Taksim Meydanı
Bir gün şirketteyiz, sevgili Tomris Giritlioğlu Taksim
Meydanı’nın siyah beyaz bir fotoğrafını elinde gezdiriyor.
Mevzuyu anladım ve hemen nasıl yaparız diye planlamaya başladım.
Çorumlu işçilerin önce Ankara, ardından İstanbul’a yürüyerek,
Taksim Meydanı’na çıkışlarını ve ilk kez öğrenci
hareketiyle işçi hareketinin birleştiği sahneyi çekecektik.
Üstelik bu Deniz Gezmiş’i ilk kez göreceğimiz sahneydi. Kısa
zamanda sıkı bir çabayla izinleri tamamladık ve ertesi pazar
çekim için sete çıktık. Sabahın beşinde; 120 kişilik teknik
ekip, 4 kamera ve 900 figürasyonla birlikte çekim hazırlıkları
başladı. Atlı polislerimiz ve dönem araçlarımızla birlikte tüm
meydana yayıldık.
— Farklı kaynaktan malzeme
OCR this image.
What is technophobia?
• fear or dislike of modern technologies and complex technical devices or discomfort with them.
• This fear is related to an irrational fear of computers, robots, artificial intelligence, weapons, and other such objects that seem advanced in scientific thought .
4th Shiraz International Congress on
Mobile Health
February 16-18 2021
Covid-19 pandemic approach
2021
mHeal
Resmi polis tüm meydanı bizim için çevirdi ve
çekim başladı. İki saat kadar sonra bizimle ilgilenen ikinci
sınıf emniyet amiri yanıma geldi ve “TKP Galatasaray Lisesi’nin
önünden yürüyüşe geçti, 10 dakikaya burada olurlar.” dedi.
Ben şaşkınlıkla “Ee ne yapacağız?” dedim. Amir “Bildiri
okuyup dağılacaklardır.” dedi. Başımdan aşağıya kaynar
sular dökülmüştü, bu devasa organizasyon bir dağılırsa bir
daha toparlanamazdı. Üstelik kasetin yayına yetişme derdi vardı.
Polis barikat kurdu, TKP geldi, sözcüleriyle konuşmaya başladık.
Bizim ekip arkada hemen hemen aynı mevzuların 50 yıl öncesini
çekiyor, karşımda ise günümüzdeki hali duruyordu. Neyse ki
derdimizi anlattık. İnsanların bu projeyle sivil hareketlerin
anlamına kulak kabarttığını, “Darağacında Üç Fidan”ın
bu diziyle üç baskı daha yaptığını söyledik. Sağduyu galip
geldi. TKP, meydana girmeden bildirisini hemen orada okuyup dağıldı.
Biz de o gün, işimizi ucu ucuna tamamlayıp dağıldık.